Government backs University’s robot research

A £4.3 million national facility is set to make the University a world leader in robot design and construction.

Wormbot designed by Dr Jordan Boyle from the School of Mechanical Engineering


The Engineering and Physical Sciences Research Council (EPSRC) National Facility for Innovative Robotic Systems, announced on July 17, is part a government drive to improve Britain’s international competitiveness in robotics.

It will give researchers and commercial partners access to a world-beating suite of technologies including the latest 3D printing technology, a high-precision cutting system that fires a laser beam through a jet of water and “micromanipulators” for assembling tiny robots.

The research of the new facility will build on the University’s existing strengths in robotics for surgical applications, patient rehabilitation, prosthetics, and exploration.

Dr Rob Richardson, Director of the Institute of Engineering Systems and Design at the University’s School of Mechanical Engineering, said: “We looked at the most innovative robots being made around the world and made sure that the facility would have the capability to build them. We then added a suite of equipment that will enable us to build robots using new and innovative techniques. We will be building new robots that can do new things in areas that matter to people’s lives.”

Dr Richardson added: “The key to the capability of this new facility is its ability to integrate hard and soft mechanical structures with electric systems and computing in incredibly compact and complex ways. The human body is built from rigid bones, soft tissue, muscles,  sensory organs and communications pathways, all squeezed into the smallest possible space.  We hope to be able to use this inspiration to build robots with ever more integrated parts and increased capabilities.” 

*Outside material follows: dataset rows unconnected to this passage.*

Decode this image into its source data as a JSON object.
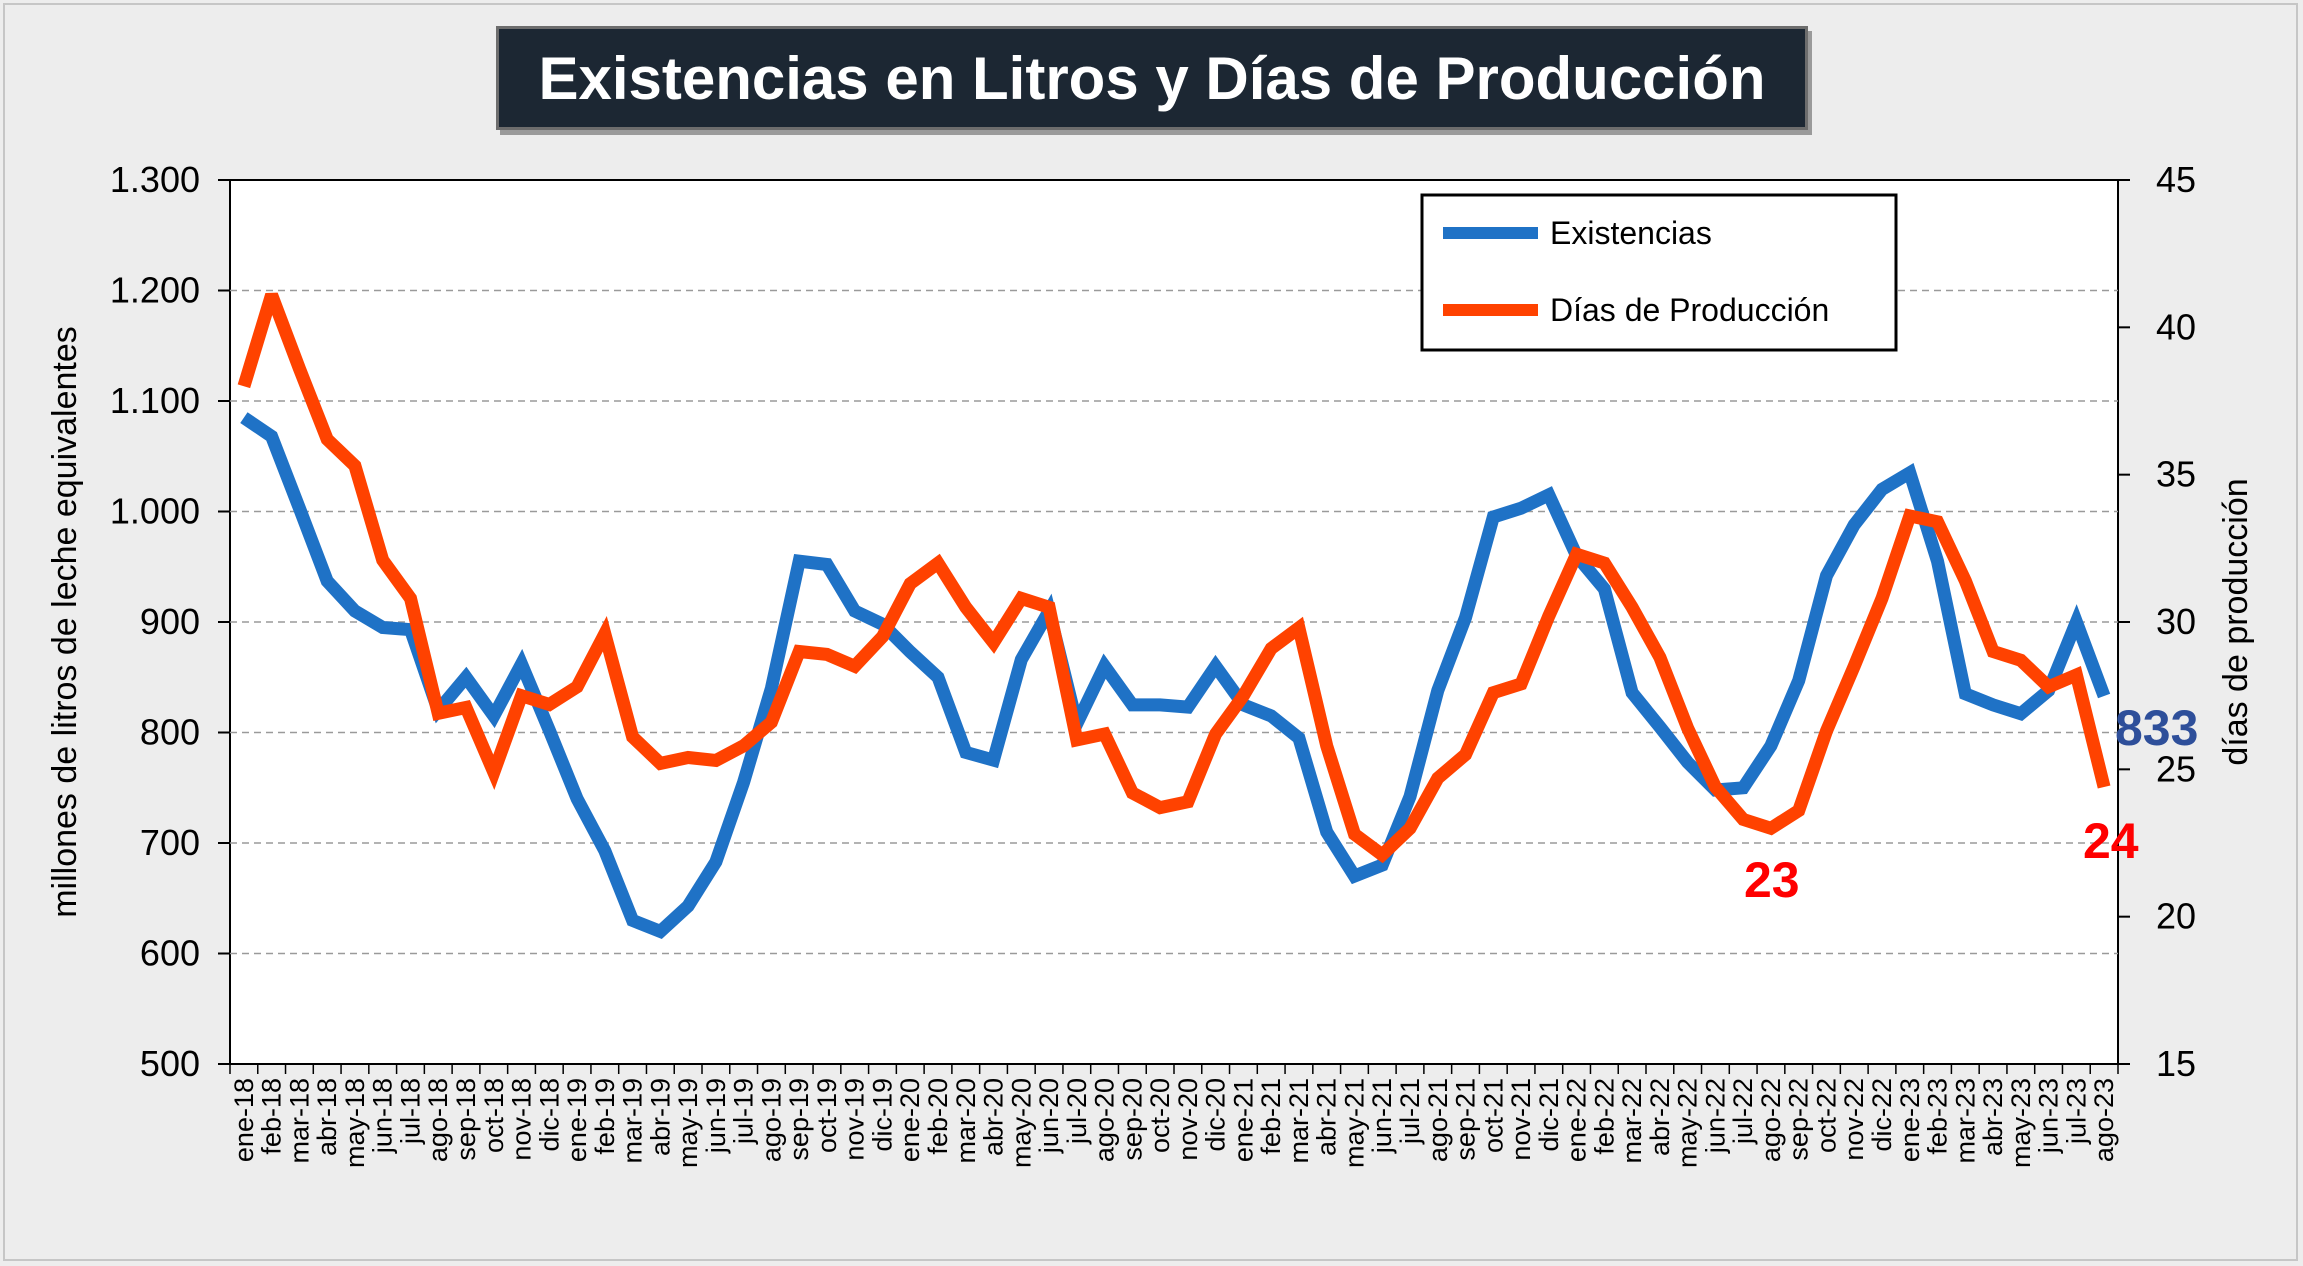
{
  "title": "Existencias en Litros y Días de Producción",
  "chart_data": {
    "type": "line",
    "title": "Existencias en Litros y Días de Producción",
    "ylabel": "millones de litros de leche equivalentes",
    "y2label": "días de producción",
    "ylim": [
      500,
      1300
    ],
    "y2lim": [
      15,
      45
    ],
    "yticks": [
      "500",
      "600",
      "700",
      "800",
      "900",
      "1.000",
      "1.100",
      "1.200",
      "1.300"
    ],
    "y2ticks": [
      "15",
      "20",
      "25",
      "30",
      "35",
      "40",
      "45"
    ],
    "grid": true,
    "legend_position": "top-right",
    "x": [
      "ene-18",
      "feb-18",
      "mar-18",
      "abr-18",
      "may-18",
      "jun-18",
      "jul-18",
      "ago-18",
      "sep-18",
      "oct-18",
      "nov-18",
      "dic-18",
      "ene-19",
      "feb-19",
      "mar-19",
      "abr-19",
      "may-19",
      "jun-19",
      "jul-19",
      "ago-19",
      "sep-19",
      "oct-19",
      "nov-19",
      "dic-19",
      "ene-20",
      "feb-20",
      "mar-20",
      "abr-20",
      "may-20",
      "jun-20",
      "jul-20",
      "ago-20",
      "sep-20",
      "oct-20",
      "nov-20",
      "dic-20",
      "ene-21",
      "feb-21",
      "mar-21",
      "abr-21",
      "may-21",
      "jun-21",
      "jul-21",
      "ago-21",
      "sep-21",
      "oct-21",
      "nov-21",
      "dic-21",
      "ene-22",
      "feb-22",
      "mar-22",
      "abr-22",
      "may-22",
      "jun-22",
      "jul-22",
      "ago-22",
      "sep-22",
      "oct-22",
      "nov-22",
      "dic-22",
      "ene-23",
      "feb-23",
      "mar-23",
      "abr-23",
      "may-23",
      "jun-23",
      "jul-23",
      "ago-23"
    ],
    "series": [
      {
        "name": "Existencias",
        "color": "#1f72c6",
        "axis": "left",
        "values": [
          1085,
          1068,
          1003,
          937,
          910,
          895,
          893,
          820,
          850,
          815,
          862,
          802,
          740,
          693,
          630,
          620,
          643,
          683,
          755,
          840,
          955,
          952,
          910,
          898,
          873,
          850,
          782,
          775,
          866,
          910,
          808,
          860,
          825,
          825,
          823,
          860,
          825,
          815,
          795,
          710,
          670,
          680,
          742,
          838,
          904,
          995,
          1003,
          1015,
          960,
          930,
          836,
          805,
          773,
          748,
          750,
          788,
          847,
          942,
          988,
          1020,
          1035,
          955,
          835,
          825,
          817,
          838,
          900,
          833
        ]
      },
      {
        "name": "Días de Producción",
        "color": "#ff4200",
        "axis": "right",
        "values": [
          38.0,
          41.1,
          38.6,
          36.2,
          35.3,
          32.1,
          30.8,
          26.9,
          27.1,
          24.9,
          27.5,
          27.2,
          27.8,
          29.6,
          26.1,
          25.2,
          25.4,
          25.3,
          25.8,
          26.6,
          29.0,
          28.9,
          28.5,
          29.5,
          31.3,
          32.0,
          30.5,
          29.3,
          30.8,
          30.5,
          26.0,
          26.2,
          24.2,
          23.7,
          23.9,
          26.2,
          27.5,
          29.1,
          29.8,
          25.8,
          22.8,
          22.1,
          23.0,
          24.7,
          25.5,
          27.6,
          27.9,
          30.2,
          32.3,
          32.0,
          30.5,
          28.8,
          26.4,
          24.4,
          23.3,
          23.0,
          23.6,
          26.3,
          28.5,
          30.8,
          33.6,
          33.4,
          31.4,
          29.0,
          28.7,
          27.8,
          28.2,
          24.4
        ]
      }
    ],
    "annotations": [
      {
        "text": "833",
        "series": "Existencias",
        "color": "#2e4f9a"
      },
      {
        "text": "23",
        "series": "Días de Producción",
        "color": "#ff0000"
      },
      {
        "text": "24",
        "series": "Días de Producción",
        "color": "#ff0000"
      }
    ]
  }
}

The University’s robotics research already spans a wide range of applications from minimally invasive surgery to the exploration of ancient pyramids. One device with feet modelled on tree frogs is being designed to crawl inside patients’ bodies during abdominal surgery. Another robot will travel inside the colon to screen for cancer, while a new project is looking at ways to develop more “intelligent” prosthetics that anticipate and work with users’ body movements to improve function.

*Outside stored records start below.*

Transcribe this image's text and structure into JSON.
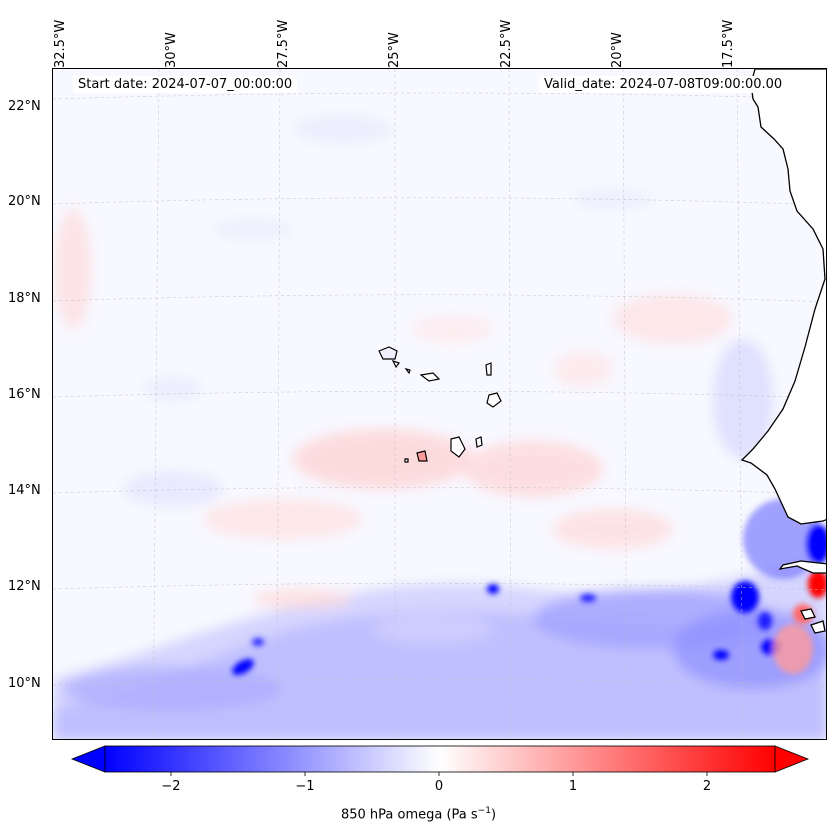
{
  "header": {
    "start_date": "Start date: 2024-07-07_00:00:00",
    "valid_date": "Valid_date: 2024-07-08T09:00:00.00"
  },
  "axes": {
    "lon_ticks": [
      "32.5°W",
      "30°W",
      "27.5°W",
      "25°W",
      "22.5°W",
      "20°W",
      "17.5°W"
    ],
    "lat_ticks": [
      "22°N",
      "20°N",
      "18°N",
      "16°N",
      "14°N",
      "12°N",
      "10°N"
    ],
    "grid": true
  },
  "colorbar": {
    "label_main": "850 hPa omega (Pa s",
    "label_exp": "−1",
    "label_close": ")",
    "ticks": [
      "−2",
      "−1",
      "0",
      "1",
      "2"
    ],
    "range": [
      -2.7,
      2.7
    ],
    "cmap": "bwr",
    "extend": "both",
    "color_min": "#0000ff",
    "color_mid": "#ffffff",
    "color_max": "#ff0000"
  },
  "map": {
    "region": "Eastern tropical North Atlantic, Cape Verde Islands and West African coast",
    "land_color": "#ffffff",
    "coastline_color": "#000000"
  }
}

The EPSRC is spending £2.6 million on equipment for the new facility, part of an £85-million nationwide investment in capital equipment to support existing research into robotics and autonomous systems, advanced materials and energy storage. The University will invest a further £1.2 million in equipment and lab improvements and industry will contribute £0.5 million, resulting in a total investment of £4.3 million.

Professor Ian Robertson, Head of the University’s School of Electronic and Electrical Engineering, said: “This investment is wonderful news not only for the University’s research teams but for Britain’s ability to compete internationally in robotics research. The facility will bring together a suite of cutting-edge technologies in one place that will be the envy of institutions across the world.”